Book Review: A Million to One

This won’t be a long review. I don’t have that much to say about A Million to One by Adiba Jaigirdar. Just in and destroy and out. I jest. But do I? I did not like this book and I did not think it was well written. That’s the nice way of putting it.

Josepha has run away from home and landed in Ireland, taken up a life of petty crime. And now she has her sights set on a theft that will make her free and self-sufficient forever, not to mention that convincing three of the other girls in her boarding house to pull it off with her will get both her and her best friend closer to their relationship goals. The catch? The valuable object will be on the Titanic when it sets sail in a few days.

So, you’d think it would be a heist book. That’s what lots of reviewers say. And the publisher. But it’s not, not really. Though the plot is loosely and officially a heist, it lacks many of the elements important to a (successful) heist novel, so you may want to just throw that idea away now before you are (very) disappointed. Also, it is a historical novel. But the POV is so close into the (too many and underdeveloped) characters, that we fail to learn things about the time and place and we are never actually put into history, into any setting at all. In fact, if you don’t already know the history of the Titanic’s one ill-fated voyage, you are going to have a very hard time understanding some of the scenes and action sequences. It’s also a sapphic romance novel. But the romances are abbreviated, forced, and obvious to the point that you end up reading climactic scenes with the emotional involvement of a dead fish. It’s YA, but it reads (on every level: word choice, tone, internality, depth…) like it’s meant for upper elementary school/middle grades even though the content is older. So it has no genre? Well, no. Fine. It’s a historical, sapphic, romance, YA, heist novel. But it misses everything single thing it is trying to do.

I do actually hate to do that to an author. But I believe Jaigirdar has sold plenty of copies and has built herself a moderately successful authorial career. I’m just calling it how I see it (and how every other person in a rather large YA book club sees it): this one sucks. While the Land of Stories series still holds sway at the top of my worst books list, this one isn’t far behind. So harsh! Well, so many people in the book club were so excited about the potential of this book, but not one person could really justify it. Harsh for us, too.

I’ll break it down, just real fast: Full of cliches. Stakes weren’t high enough. Boring. The girls were terrible thieves and made horrendous decisions. I didn’t believe the sparks. I wasn’t nearly invested enough. Tension was mostly created by the Titanic and the history we already knew. Writing not great, editing not great. Maybe most importantly, was written as if for a MG audience when content and target audience was YA. Lots of telling me how someone was feeling or justifying why they did something, not showing. Nothing except the concept and the history worked for me with this one. I really forced myself through it, pausing to laugh out loud at especially ridiculous moments, like when one of the girls is suddenly a better engineer and more intimate with the Titanic than anyone else in the world at the time, or when one of the girls goes into a room as she’s running from the rising water to find a stranger’s dress and change into it. Cuz she’s wet.

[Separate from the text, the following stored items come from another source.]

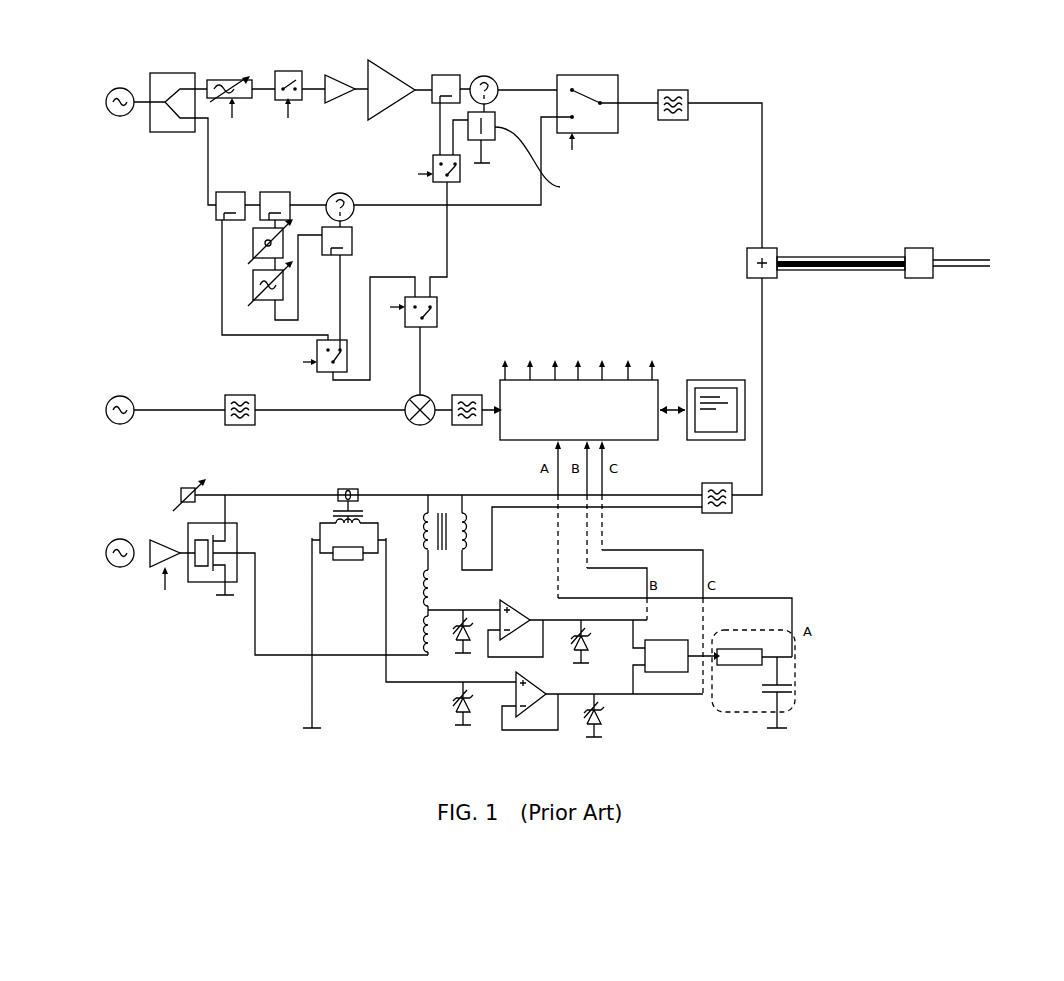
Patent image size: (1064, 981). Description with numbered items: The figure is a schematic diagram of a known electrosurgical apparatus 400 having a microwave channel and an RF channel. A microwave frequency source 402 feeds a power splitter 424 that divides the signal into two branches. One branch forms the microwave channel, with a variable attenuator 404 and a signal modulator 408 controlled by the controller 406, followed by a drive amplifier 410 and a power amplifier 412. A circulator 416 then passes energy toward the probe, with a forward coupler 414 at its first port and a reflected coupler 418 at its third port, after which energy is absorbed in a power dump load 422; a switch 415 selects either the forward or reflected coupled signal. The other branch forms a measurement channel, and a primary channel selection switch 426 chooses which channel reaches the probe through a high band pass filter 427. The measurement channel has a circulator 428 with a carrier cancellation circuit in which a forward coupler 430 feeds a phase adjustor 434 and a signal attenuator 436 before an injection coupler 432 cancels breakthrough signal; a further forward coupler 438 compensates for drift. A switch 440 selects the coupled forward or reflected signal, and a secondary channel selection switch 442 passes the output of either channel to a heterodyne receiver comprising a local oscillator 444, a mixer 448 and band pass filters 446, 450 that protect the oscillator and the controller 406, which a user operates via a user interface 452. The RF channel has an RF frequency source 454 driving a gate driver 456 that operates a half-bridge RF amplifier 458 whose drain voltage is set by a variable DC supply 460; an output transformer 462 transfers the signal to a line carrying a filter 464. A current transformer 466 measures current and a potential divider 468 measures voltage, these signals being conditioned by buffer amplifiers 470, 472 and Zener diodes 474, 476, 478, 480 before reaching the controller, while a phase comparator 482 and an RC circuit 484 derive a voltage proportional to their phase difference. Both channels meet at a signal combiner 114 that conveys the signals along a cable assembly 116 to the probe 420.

The electrosurgical apparatus 400 is at (942, 116).
The microwave frequency source 402 is at (118, 90).
The power splitter 424 is at (172, 74).
The variable attenuator 404 is at (222, 74).
The signal modulator 408 is at (284, 71).
The drive amplifier 410 is at (338, 75).
The power amplifier 412 is at (408, 50).
The forward coupler 414 is at (448, 75).
The circulator 416 is at (494, 76).
The primary channel selection switch 426 is at (592, 75).
The high band pass filter 427 is at (672, 90).
The switch 415 is at (433, 158).
The reflected coupler 418 is at (550, 164).
The power dump load 422 is at (492, 165).
The forward coupler 438 is at (240, 178).
The forward coupler 430 is at (285, 178).
The circulator 428 is at (348, 178).
The injection coupler 432 is at (352, 246).
The phase adjustor 434 is at (253, 240).
The signal attenuator 436 is at (253, 283).
The switch 440 is at (350, 342).
The secondary channel selection switch 442 is at (437, 315).
The local oscillator 444 is at (118, 396).
The band pass filter 446 is at (242, 425).
The mixer 448 is at (412, 425).
The band pass filter 450 is at (468, 425).
The controller 406 is at (577, 391).
The user interface 452 is at (712, 380).
The signal combiner 114 is at (786, 238).
The cable assembly 116 is at (840, 256).
The probe 420 is at (930, 238).
The filter 464 is at (717, 514).
The variable DC supply 460 is at (186, 488).
The RF frequency source 454 is at (118, 540).
The gate driver 456 is at (154, 564).
The RF amplifier 458 is at (234, 542).
The current transformer 466 is at (336, 502).
The output transformer 462 is at (420, 520).
The potential divider 468 is at (434, 606).
The buffer amplifier 470 is at (528, 592).
The buffer amplifier 472 is at (534, 714).
The voltage clamping Zener diode 474 is at (458, 644).
The voltage clamping Zener diode 478 is at (454, 724).
The voltage clamping Zener diode 476 is at (588, 652).
The voltage clamping Zener diode 480 is at (598, 728).
The phase comparator 482 is at (674, 634).
The RC circuit 484 is at (796, 676).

And I’ll give you the book club break-down, too, real fast: (some things are repeats) not really a heist, just a bunch of bumbling scenarios, not-funny physical humor, and running around the ship like Scooby-Doo. (Not to offend Scooby.) Nothing holds up when you look too close. “The only part of this book that wasn’t a plot hole was the boat sinking.” Lacked description and sense of space. Rushed. Quick. Choppy. Written to MG level and style. Heists have to have very adaptive and smart characters, neither of which these were. Way too many POVs. “You have to put the Titanic in a book about the Titanic.” Romance and death happens, and you’re like what? No emotion. The seriousness needed in the girls’ backstories was utterly and completely lacking. The one positive: the sapphic romance didn’t end in one dead and one alive, which is apparently a persistent trope.

Literally every other book Jaigirdar has written has better reviews. Some of the people in club who have read others said she should maybe just stay far away from historical fiction. And heists.

I don’t even think we need a conclusion here. Just read something else of hers, or something else altogether. May I suggest A Night to Remember, by Walter Lord?